China’s internet regulator has taken decisive action to restrict major domestic technology firms from purchasing Nvidia’s artificial intelligence processors. This move represents a significant escalation in Beijing’s strategy to strengthen its homegrown semiconductor capabilities and reduce dependency on foreign technology amid ongoing global tech competition.

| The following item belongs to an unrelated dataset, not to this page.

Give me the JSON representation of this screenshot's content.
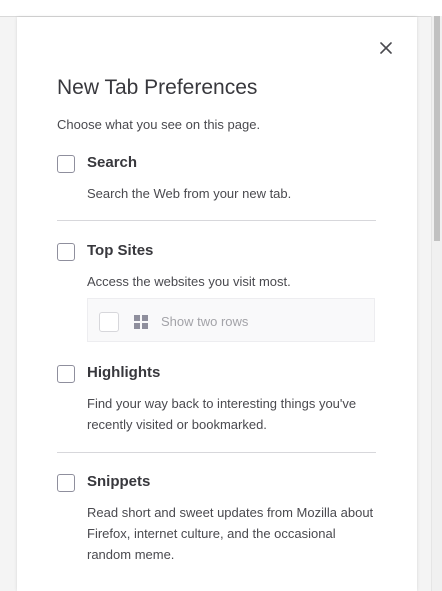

The Cyberspace Administration of China issued directives this week to prominent corporations including ByteDance and Alibaba, instructing them to immediately cease testing and cancel pending orders for Nvidia’s RTX Pro 6000D model. This specialized chip was specifically engineered by Nvidia for the Chinese market in response to earlier export restrictions. Multiple industry sources confirmed that several companies had planned substantial purchases totaling tens of thousands of units and had already initiated compatibility testing with Nvidia’s server partners before receiving the government mandate.
This prohibition extends beyond previous regulatory measures that primarily targeted Nvidia’s H20 AI chip, another China-specific product. The expanded restrictions follow assessments by Chinese authorities that domestic semiconductor manufacturers have achieved performance levels comparable to Nvidia’s offerings available in the Chinese market. This technological progress has enabled regulators to implement more comprehensive import limitations.
Nvidia’s Chief Executive Jensen Huang addressed the situation during his visit to London, noting his anticipated discussion with US leadership regarding the chipmaker’s future operations in China. Huang expressed understanding of the broader geopolitical dynamics, acknowledging that market access ultimately depends on governmental policies between the two nations. He emphasized the company’s patient approach while recognizing the complex strategic considerations involved.
Beijing’s latest intervention forms part of a concerted effort to accelerate the development of China’s semiconductor industry and diminish reliance on American technology. By compelling domestic tech giants to transition to local alternatives, authorities aim to bolster national capabilities in the critical field of artificial intelligence and enhance China’s competitive position in the global technology landscape.